Exposing TCP Services

While the KubeSail UI Helps you easily expose HTTP services, exposing TCP services using Kubesail is currently more manual and requires using the kubectl CLI tool. This page will guide you through the process.

NOTE To prevent abuse, exposing TCP traffic on a shared cluster is only available to users of paid KubeSail plans

Allowing external traffic into your namespace

By default, KubeSail namespaces are isolated from the outside world with a Network Policy for security reasons. We will need to add a new Network Policy that specifically allows traffic to your application. The easiest way to do this is to load the following Template and modify the values in the ports: section. For example, if my Factorio container listens on port 34197, then I would change the spec -> ingress -> ports -> port section to 34197, and then hit apply.

Open this Template, modify, and apply.

Network Policy

Creating your service

You will need to create a NodePort Service pointed to your application.

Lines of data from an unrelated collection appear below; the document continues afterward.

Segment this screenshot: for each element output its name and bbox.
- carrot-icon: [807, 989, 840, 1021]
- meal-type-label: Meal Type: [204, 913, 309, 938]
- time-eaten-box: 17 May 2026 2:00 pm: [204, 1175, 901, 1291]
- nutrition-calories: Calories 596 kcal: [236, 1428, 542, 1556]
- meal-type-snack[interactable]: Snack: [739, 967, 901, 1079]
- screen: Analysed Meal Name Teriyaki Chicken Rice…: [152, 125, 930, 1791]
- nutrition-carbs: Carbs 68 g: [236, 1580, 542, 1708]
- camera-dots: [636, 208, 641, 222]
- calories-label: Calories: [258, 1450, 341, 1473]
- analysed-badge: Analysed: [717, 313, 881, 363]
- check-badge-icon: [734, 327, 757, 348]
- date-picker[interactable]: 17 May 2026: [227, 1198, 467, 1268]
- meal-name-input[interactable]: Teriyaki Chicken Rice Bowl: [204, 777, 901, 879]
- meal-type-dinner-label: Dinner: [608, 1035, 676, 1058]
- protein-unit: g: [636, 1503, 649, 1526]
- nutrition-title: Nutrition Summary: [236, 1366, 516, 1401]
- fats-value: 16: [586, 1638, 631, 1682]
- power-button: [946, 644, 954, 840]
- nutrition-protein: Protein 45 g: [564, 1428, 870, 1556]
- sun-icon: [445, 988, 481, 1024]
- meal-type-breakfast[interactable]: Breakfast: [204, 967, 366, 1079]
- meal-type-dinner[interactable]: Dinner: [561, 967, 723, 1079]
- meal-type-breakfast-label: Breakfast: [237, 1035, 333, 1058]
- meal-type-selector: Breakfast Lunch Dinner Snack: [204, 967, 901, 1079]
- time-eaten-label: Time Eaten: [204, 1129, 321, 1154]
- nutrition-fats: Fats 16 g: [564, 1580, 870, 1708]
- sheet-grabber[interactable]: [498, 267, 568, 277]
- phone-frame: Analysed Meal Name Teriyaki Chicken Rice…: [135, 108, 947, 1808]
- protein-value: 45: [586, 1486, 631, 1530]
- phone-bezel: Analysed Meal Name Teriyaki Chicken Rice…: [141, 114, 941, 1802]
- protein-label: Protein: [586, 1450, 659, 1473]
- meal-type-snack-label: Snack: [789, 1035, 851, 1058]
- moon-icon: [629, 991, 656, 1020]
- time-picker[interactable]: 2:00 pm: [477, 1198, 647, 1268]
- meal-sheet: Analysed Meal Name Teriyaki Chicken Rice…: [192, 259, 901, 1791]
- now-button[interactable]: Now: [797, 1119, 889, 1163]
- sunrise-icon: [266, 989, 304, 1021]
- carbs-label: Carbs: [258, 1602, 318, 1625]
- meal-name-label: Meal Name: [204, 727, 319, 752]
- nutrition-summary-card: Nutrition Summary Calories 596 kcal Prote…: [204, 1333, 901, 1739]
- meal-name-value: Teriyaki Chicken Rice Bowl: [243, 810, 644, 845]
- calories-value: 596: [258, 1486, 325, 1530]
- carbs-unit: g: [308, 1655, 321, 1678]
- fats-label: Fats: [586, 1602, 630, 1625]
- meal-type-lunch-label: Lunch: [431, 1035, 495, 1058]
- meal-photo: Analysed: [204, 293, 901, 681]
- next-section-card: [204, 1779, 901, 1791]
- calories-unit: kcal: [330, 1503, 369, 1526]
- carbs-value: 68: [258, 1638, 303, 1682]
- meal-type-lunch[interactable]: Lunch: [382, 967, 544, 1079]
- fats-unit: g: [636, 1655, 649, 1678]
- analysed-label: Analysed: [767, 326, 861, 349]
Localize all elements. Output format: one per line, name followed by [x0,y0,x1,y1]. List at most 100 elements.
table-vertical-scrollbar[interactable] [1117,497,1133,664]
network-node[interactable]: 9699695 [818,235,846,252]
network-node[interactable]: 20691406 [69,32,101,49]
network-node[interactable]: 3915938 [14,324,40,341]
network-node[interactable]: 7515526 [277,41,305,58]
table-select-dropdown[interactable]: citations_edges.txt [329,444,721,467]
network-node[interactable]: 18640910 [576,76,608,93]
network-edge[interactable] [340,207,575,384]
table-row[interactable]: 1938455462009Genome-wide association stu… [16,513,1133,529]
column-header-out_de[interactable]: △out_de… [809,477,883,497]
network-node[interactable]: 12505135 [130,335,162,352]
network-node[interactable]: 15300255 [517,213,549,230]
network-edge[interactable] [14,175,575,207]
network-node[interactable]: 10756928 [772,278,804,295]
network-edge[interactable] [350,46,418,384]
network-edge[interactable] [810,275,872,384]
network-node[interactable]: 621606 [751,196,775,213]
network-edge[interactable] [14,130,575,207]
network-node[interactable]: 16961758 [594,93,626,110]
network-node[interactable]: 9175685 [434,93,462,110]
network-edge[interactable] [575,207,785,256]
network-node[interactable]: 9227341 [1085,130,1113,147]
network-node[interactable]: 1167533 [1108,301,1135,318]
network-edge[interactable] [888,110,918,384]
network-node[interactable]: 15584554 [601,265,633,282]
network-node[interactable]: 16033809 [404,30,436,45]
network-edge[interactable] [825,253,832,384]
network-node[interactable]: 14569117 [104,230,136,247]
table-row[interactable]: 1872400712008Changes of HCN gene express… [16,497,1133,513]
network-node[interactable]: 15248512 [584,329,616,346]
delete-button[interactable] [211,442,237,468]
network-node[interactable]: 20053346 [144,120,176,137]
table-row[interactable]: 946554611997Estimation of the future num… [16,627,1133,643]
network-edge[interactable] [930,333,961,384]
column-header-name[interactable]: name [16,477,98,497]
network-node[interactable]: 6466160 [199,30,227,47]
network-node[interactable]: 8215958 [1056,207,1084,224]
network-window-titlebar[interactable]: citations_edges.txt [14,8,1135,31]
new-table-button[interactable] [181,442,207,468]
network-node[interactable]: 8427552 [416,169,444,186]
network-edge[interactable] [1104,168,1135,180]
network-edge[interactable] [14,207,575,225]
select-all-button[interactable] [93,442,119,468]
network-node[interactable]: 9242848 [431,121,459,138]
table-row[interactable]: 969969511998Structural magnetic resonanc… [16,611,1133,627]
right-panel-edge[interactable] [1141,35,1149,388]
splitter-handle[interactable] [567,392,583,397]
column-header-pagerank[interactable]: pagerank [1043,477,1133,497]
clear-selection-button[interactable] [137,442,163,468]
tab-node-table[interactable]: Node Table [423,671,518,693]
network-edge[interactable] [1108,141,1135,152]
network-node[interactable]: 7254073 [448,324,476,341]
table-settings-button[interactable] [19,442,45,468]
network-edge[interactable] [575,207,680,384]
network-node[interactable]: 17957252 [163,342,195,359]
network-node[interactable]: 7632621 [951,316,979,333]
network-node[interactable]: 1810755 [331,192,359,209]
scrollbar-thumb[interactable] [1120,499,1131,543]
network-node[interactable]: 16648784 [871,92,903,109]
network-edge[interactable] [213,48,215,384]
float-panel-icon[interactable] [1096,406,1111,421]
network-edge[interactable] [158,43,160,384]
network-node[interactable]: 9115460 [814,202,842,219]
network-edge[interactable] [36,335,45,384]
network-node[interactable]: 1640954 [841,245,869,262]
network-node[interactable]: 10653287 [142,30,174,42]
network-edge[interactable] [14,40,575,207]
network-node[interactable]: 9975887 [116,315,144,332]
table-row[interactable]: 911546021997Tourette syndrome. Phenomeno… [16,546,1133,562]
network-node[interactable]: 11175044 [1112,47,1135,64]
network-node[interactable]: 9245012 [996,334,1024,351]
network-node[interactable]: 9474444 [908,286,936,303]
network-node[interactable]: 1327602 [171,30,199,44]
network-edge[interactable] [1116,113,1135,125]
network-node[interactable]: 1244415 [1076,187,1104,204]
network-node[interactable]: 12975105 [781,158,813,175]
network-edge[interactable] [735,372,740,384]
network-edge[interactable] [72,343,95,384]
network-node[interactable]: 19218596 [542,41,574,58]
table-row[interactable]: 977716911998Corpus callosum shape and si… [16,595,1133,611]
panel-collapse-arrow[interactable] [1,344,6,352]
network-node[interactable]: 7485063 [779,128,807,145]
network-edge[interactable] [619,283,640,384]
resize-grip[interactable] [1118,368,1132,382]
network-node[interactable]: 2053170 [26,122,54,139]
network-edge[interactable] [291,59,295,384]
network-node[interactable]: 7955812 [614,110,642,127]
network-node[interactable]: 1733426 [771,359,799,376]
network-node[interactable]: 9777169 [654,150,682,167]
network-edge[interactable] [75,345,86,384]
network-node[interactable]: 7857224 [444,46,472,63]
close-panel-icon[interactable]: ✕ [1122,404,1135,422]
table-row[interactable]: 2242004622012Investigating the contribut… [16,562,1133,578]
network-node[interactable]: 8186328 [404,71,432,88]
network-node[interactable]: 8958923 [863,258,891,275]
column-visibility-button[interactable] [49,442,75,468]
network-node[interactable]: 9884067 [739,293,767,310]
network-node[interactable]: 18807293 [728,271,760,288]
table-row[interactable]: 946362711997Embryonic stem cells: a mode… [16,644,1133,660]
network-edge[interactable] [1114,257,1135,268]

The easiest way to do this is to click the "Expose Inside Cluster" button on the "Network" tab of your app. After clicking "Save", click the "edit yaml" link.

Edit Yaml of Service

In the editor on the right, we will want to change to the type to NodePort and click the Apply at the top right. The editor will load in the the updated resource's YAML from Kubernetes. Note the port number under spec -> ports -> nodePort. That will be used in conjuction with the hostname ext-a.kubesail.io to access your application.


For example, if my Service contained nodePort: 45502, then I would access my service at ext-a.kubesail.io:45502.